Un terreno di conquista, uno sbocco naturale per accedere a territori immensi e dal profitto sicuro. OpenAI, l’azienda dietro a ChatGPT, sta seriamente pensando di creare una piattaforma social per competere con X. Il progetto, secondo quanto vien fuori da voci di corridoio, sarebbe ancora nella fase prototipale, e non è ancora del tutto chiaro se OpenAI intenda lanciare questa piattaforma come un’app autonoma o integrarla in ChatGPT. L’idea però è quella di utilizzare l’intelligenza artificiale per far sì che gli utenti possano condividere contenuti di una qualità nettamente superiore ai competitor, andando a stabilire nuove e inedite modalità di interazione tra utenti e piattaforme. Sam Altman, Ceo di OpenAI, vorrebbe che la sua creatura si distinguesse a colpi di funzionalità uniche, come, per esempio, la condivisione dei post da parte degli utenti che avrebbero però un ruolo decisivo con la IA per creare immagini, video o testi personalizzati in tempo reale. Se l’ingresso di OpenAi nella famiglia dei social sarà una realtà, si aprirebbe un inevitabile scontro con il plenipotenziario di X, Elon Musk, già acerrimo concorrente di Altman.

La diatriba infatti ebbe inizio lo scorso febbraio allorquando lo stesso Musk avanzò un’offerta monstre per acquistare OpenAI alla cifra di 97,4 miliardi di dollari; proposta che portò alla sollecita, piccata e ironica risposta di Altman: “No grazie, ma se vuoi possiamo comprare Twitter per 9,74 miliardi di dollari”. Il messaggio provocatorio racchiude il clima di grande rivalità e competizione tra imprenditori, ma anche la concreta possibilità da parte di OpenAI di addestrare la propria intelligenza artificiale per intensificare la già importante raccolta di dati personali. Il rischio non è nuovo nel panorama social dato che anche Meta e X si muovono concretamente per ottenere un accesso diretto ai flussi dei dati degli utenti. Il caso di OpenAI però rappresenterebbe sul versante della lotta alla disinformazione e sul predominio dei chatbot nel campo della produzione dei contenuti un caso altamente pericoloso. OpenAI dunque se dovesse riuscire a promuovere e far nascere un proprio social network, si ritroverebbe ad avere tra le mani un’influenza spropositata sui flussi informativi, con il rischio concreto di dare nelle mani di un algoritmo privilegiato come quello di Open AI un potere assoluto sui contenuti trasmessi.

La distinzione tra ciò che è prodotto da un umano e ciò che invece è frutto di un IA rischierebbe di confondersi, con il risultato che gli utenti siano alla mercé di modelli preimpostati e meccanici.

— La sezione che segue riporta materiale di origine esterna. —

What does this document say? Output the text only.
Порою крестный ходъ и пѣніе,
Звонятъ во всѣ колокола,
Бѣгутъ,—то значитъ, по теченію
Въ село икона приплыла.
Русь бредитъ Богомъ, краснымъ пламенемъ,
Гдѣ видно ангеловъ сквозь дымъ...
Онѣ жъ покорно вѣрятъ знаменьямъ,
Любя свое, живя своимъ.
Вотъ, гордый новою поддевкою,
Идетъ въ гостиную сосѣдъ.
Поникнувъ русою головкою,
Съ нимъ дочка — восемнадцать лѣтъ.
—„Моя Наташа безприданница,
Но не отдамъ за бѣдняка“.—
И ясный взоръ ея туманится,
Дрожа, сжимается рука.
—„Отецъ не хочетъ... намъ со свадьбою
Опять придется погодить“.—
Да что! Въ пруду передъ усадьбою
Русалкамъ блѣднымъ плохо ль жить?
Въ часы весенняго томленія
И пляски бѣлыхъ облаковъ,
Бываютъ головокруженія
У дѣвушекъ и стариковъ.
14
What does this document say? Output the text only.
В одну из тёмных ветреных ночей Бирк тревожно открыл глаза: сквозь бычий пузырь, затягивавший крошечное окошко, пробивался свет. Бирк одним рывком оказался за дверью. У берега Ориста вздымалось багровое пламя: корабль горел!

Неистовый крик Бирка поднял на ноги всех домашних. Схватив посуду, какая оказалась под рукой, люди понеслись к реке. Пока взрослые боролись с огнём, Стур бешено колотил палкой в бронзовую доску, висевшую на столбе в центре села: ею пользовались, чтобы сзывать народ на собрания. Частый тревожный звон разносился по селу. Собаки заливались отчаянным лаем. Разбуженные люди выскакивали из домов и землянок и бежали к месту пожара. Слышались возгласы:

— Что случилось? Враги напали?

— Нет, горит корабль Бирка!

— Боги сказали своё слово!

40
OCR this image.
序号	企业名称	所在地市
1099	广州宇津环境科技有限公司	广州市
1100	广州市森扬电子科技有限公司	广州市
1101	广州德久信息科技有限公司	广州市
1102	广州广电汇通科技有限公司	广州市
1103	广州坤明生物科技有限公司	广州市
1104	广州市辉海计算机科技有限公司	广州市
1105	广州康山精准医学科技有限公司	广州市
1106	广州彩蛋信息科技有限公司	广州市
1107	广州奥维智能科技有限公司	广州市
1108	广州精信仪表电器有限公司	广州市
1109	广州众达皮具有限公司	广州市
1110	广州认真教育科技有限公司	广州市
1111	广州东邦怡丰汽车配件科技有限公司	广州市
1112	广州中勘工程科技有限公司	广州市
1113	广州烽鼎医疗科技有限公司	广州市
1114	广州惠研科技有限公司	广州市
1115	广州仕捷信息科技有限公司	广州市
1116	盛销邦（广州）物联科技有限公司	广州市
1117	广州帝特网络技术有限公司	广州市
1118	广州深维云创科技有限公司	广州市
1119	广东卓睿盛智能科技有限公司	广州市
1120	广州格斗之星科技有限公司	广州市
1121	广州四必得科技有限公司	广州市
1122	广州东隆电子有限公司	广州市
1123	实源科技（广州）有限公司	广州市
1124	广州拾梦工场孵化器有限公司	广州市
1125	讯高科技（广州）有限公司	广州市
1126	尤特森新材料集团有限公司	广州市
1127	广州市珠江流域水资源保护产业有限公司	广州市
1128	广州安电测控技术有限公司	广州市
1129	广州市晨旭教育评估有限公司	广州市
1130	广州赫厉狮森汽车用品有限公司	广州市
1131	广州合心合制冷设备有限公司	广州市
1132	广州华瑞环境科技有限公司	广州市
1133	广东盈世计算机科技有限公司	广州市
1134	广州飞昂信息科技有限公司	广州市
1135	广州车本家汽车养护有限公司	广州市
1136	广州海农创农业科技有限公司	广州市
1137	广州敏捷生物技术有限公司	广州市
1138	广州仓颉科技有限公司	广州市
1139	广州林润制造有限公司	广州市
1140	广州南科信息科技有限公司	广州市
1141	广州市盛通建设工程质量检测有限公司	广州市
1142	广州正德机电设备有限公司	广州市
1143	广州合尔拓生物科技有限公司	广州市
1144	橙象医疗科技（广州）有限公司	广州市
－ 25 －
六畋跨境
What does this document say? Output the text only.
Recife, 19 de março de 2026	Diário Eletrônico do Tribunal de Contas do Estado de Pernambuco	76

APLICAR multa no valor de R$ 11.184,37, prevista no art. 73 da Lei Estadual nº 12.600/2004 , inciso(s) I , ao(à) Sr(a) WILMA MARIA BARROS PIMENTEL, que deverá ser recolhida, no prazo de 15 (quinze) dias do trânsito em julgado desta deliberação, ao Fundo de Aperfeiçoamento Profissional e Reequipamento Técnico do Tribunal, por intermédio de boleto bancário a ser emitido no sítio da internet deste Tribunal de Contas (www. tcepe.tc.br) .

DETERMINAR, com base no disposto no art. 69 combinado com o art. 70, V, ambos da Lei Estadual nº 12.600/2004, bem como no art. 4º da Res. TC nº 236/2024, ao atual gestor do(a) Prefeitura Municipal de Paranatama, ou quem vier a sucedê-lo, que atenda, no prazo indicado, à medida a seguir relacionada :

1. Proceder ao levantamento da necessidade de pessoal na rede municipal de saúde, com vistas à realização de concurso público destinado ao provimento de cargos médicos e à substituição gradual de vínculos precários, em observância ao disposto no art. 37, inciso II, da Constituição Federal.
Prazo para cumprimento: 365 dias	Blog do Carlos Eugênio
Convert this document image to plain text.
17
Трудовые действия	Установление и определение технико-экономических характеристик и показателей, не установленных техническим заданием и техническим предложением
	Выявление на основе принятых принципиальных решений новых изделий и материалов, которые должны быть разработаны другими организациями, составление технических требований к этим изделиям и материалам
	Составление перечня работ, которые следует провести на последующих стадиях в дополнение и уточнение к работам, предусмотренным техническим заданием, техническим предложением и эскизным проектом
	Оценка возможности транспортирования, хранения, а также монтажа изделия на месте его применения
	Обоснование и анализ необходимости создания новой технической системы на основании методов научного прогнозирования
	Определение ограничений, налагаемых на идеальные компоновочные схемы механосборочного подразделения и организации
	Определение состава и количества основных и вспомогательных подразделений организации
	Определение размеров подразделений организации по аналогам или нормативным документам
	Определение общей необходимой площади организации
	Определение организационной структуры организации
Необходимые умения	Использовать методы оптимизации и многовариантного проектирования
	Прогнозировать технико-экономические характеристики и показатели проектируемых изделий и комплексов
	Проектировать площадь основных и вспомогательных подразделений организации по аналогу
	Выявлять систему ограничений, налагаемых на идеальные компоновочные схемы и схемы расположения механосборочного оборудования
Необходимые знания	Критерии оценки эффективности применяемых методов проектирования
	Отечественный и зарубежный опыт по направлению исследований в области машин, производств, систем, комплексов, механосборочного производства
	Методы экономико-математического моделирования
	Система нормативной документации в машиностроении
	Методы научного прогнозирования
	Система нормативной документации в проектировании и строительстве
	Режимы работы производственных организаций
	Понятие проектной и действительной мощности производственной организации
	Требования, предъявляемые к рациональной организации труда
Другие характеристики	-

Si parla però ancora di un’ipotesi, ovvero di voci di corridoio che darebbero quasi per certo un passaggio quasi naturale della potente tecnologia del controllo di OpenAI nel campo dei social network, quasi fosse una naturale conclusione di un percorso che prende spunto solo dalle nostre cattive abitudini di vita con il digitale. Siamo diversamente soli, nel senso che preferiamo chiuderci a riccio tenendo in mano il nostro smartphone credendoci, o vivendo nell’illusione, di essere altamente partecipi di una collettività. La mancanza di senso, di un codice perduto in grado di farci comprendere l’importanza dello spazio umano dell’interazione, ci ha col tempo resi ammaestrati a un condizionamento eterodiretto in cui nessuno ha interesse a comprendere le ragioni dell’altro. Forse è ciò che rende appetibile possedere una piattaforma: gestire le vite delle persone inoculando loro dosi di dopamina. Una chimica social di straniamento interiore.